Buscar a Dios. O dejar, mejor que nos encuentre. Ay. Qué sobresalto para algunos, sentir, de golpe, las manos de Dios sobre los hombros.
Eso lo explica todo
"Ni Dios es capaz de hacer el Universo en una semana
No descansó el séptimo día.
Al séptimo día se cansó".
Ángel González
A veces, escribo su nombre en vano, en mayúsculas, en alguna red social, por ejemplo. Me lo reprochan, y se rasgan las vestiduras de la libertad de expresión, censurándome. Horda de imbéciles.
Mientras, intento ponerme a cubierto, porque cuando se emplea una a fondo en arrojar pedruscos de aire y agua, a saber lo que le viene de vuelta. Pero jamás se esconde la mano. Ay.
Yo sé que me perdona estas tonterías. Como también nosotros perdonamos a los que nos ofenden, ¿no? Qué va. Él perdona. Nosotros, menos (o nunca). Para eso hay que conocer los conceptos, y dejar de matar el tiempo entre las pelusillas del ombligo propio.
Ay. Ojalá estuviéramos hechos a imagen y semejanza de alguien (o algo) tan inteligente. Y tan humilde, a pesar de todo, con esa manía huidiza, ese afán por ocultarse a los ojos, mientras seguimos colapsando las calles y la vida, a base de cortejos de miserias y egolatría. O arriando banderas a las puertas del infierno. Ay.
Él se ríe. Es esa la imagen que prefiero. Risa. La ironía eterna en el semblante.
Él se ríe, de los que se ríen de todo.
Y a lo mejor, es cierto lo que los muy expertos, afirman. Que no existe. Que no ha existido ni va a existir. Que es un invento, con muchos nombres, para tener permiso y matarnos entre todos, por un nombre u otro. Horda de imbéciles. Creer o no creer, no es la cuestión. Y menos, a estas alturas.
Es la gestión de la soberbio, y del miedo. Reconocer el miedo. Ver el miedo, y mirar a los ojos al horror. Qué difícil.
Y yo soy cateta, muy cateta. Y prefiero saber, sin haber tocado las llagas. Y sé que se le intuyen las barbas si la mirada es libre, y se le guiña al mar, al cielo, a la Ciencia. Y yo también, procuro guiñarle a la tonta que me mira en el espejo. Esa tonta efímera, de carne perecedera, y tanto miedo en la expresión, en las arrugas, en las cicatrices.
La cateta y tonta, con tantas lecturas de filosofía, y tantos amigos muy listos, que prefieren no creer ni en su sombra. Tanta vida sin nada, y tanta nada, sin vida ninguna.
Yo no lo sé. Pero tú, tampoco.
He buscado mucho tiempo a Dios. Pero se me esconde. Y yo me escribo su nombre en las manos, en mayúsculas, como me enseñaron de pequeña en el colegio. Ay. La doctrina. Ay.
O como me enseñó mi padre. Que hay un Dios bueno, en alguna atalaya paciente y bondadosa. Debe estar. Debe ser. Porque yo lo sentía en las oraciones de mi madre, y en su abrazo al acostarme.
Las mismas oraciones que, en voz baja, rezo para ellos, o para mí.
Pero que nadie nos vea, no vaya a ser que piensen que nos hacemos las víctimas de la ignorancia, o la soberbia, de nuevo.
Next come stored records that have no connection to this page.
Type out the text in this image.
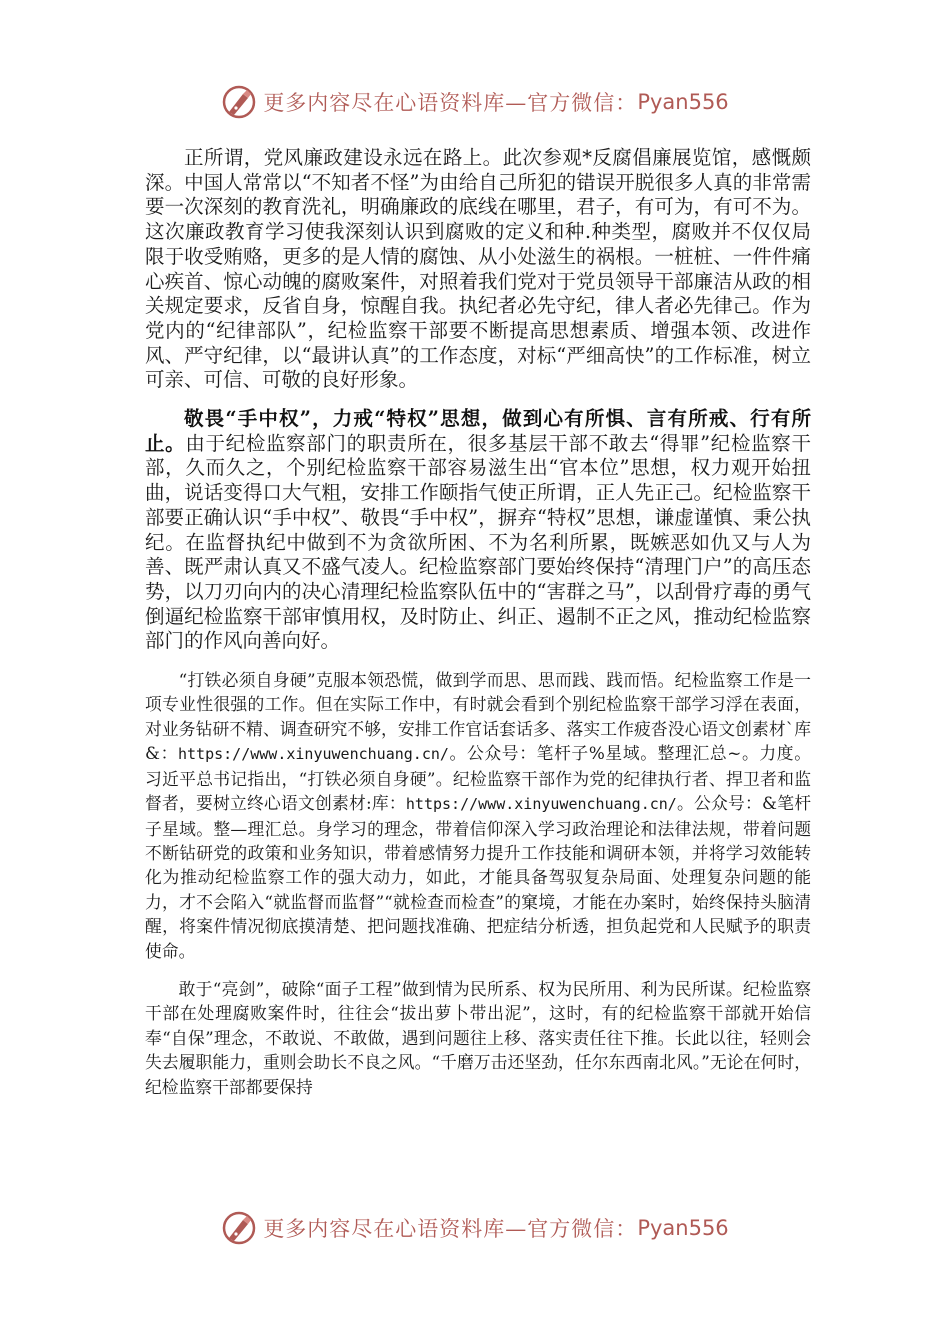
更多内容尽在心语资料库—官方微信： Pyan556

正所谓，党风廉政建设永远在路上。此次参观*反腐倡廉展览馆，感慨颇深。中国人常常以“不知者不怪”为由给自己所犯的错误开脱很多人真的非常需要一次深刻的教育洗礼，明确廉政的底线在哪里，君子，有可为，有可不为。这次廉政教育学习使我深刻认识到腐败的定义和种.种类型，腐败并不仅仅局限于收受贿赂，更多的是人情的腐蚀、从小处滋生的祸根。一桩桩、一件件痛心疾首、惊心动魄的腐败案件，对照着我们党对于党员领导干部廉洁从政的相关规定要求，反省自身，惊醒自我。执纪者必先守纪，律人者必先律己。作为党内的“纪律部队”，纪检监察干部要不断提高思想素质、增强本领、改进作风、严守纪律，以“最讲认真”的工作态度，对标“严细高快”的工作标准，树立可亲、可信、可敬的良好形象。

敬畏“手中权”，力戒“特权”思想，做到心有所惧、言有所戒、行有所止。由于纪检监察部门的职责所在，很多基层干部不敢去“得罪”纪检监察干部，久而久之，个别纪检监察干部容易滋生出“官本位”思想，权力观开始扭曲，说话变得口大气粗，安排工作颐指气使正所谓，正人先正己。纪检监察干部要正确认识“手中权”、敬畏“手中权”，摒弃“特权”思想，谦虚谨慎、秉公执纪。在监督执纪中做到不为贪欲所困、不为名利所累，既嫉恶如仇又与人为善、既严肃认真又不盛气凌人。纪检监察部门要始终保持“清理门户”的高压态势，以刀刃向内的决心清理纪检监察队伍中的“害群之马”，以刮骨疗毒的勇气倒逼纪检监察干部审慎用权，及时防止、纠正、遏制不正之风，推动纪检监察部门的作风向善向好。

“打铁必须自身硬”克服本领恐慌，做到学而思、思而践、践而悟。纪检监察工作是一项专业性很强的工作。但在实际工作中，有时就会看到个别纪检监察干部学习浮在表面，对业务钻研不精、调查研究不够，安排工作官话套话多、落实工作疲沓没心语文创素材`库&：https://www.xinyuwenchuang.cn/。公众号：笔杆子%星域。整理汇总~。力度。习近平总书记指出，“打铁必须自身硬”。纪检监察干部作为党的纪律执行者、捍卫者和监督者，要树立终心语文创素材:库：https://www.xinyuwenchuang.cn/。公众号：&笔杆子星域。整—理汇总。身学习的理念，带着信仰深入学习政治理论和法律法规，带着问题不断钻研党的政策和业务知识，带着感情努力提升工作技能和调研本领，并将学习效能转化为推动纪检监察工作的强大动力，如此，才能具备驾驭复杂局面、处理复杂问题的能力，才不会陷入“就监督而监督”“就检查而检查”的窠境，才能在办案时，始终保持头脑清醒，将案件情况彻底摸清楚、把问题找准确、把症结分析透，担负起党和人民赋予的职责使命。

敢于“亮剑”，破除“面子工程”做到情为民所系、权为民所用、利为民所谋。纪检监察干部在处理腐败案件时，往往会“拔出萝卜带出泥”，这时，有的纪检监察干部就开始信奉“自保”理念，不敢说、不敢做，遇到问题往上移、落实责任往下推。长此以往，轻则会失去履职能力，重则会助长不良之风。“千磨万击还坚劲，任尔东西南北风。”无论在何时，纪检监察干部都要保持

更多内容尽在心语资料库—官方微信： Pyan556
El miedo, otra vez.
Yo no creo en instituciones, terciopelos, sacristías asépticas ni púlpitos. Ay.
Sigo buscándole, solo a veces, cuando en el ruido, se me pierde mi casa. Y lo quiero conmigo en los hospitales, los tanatorios, las noches cerradas de temporal de levante en invierno, cuando cruje el mundo, y acecha el dolor.
A veces, se deja encontrar, y ríe, conmigo. Pero sé que también llora, y huye. Y duerme.
Buscar a Dios. O dejar, mejor que nos encuentre. Ay. Qué sobresalto para algunos, sentir, de golpe, las manos de Dios sobre los hombros.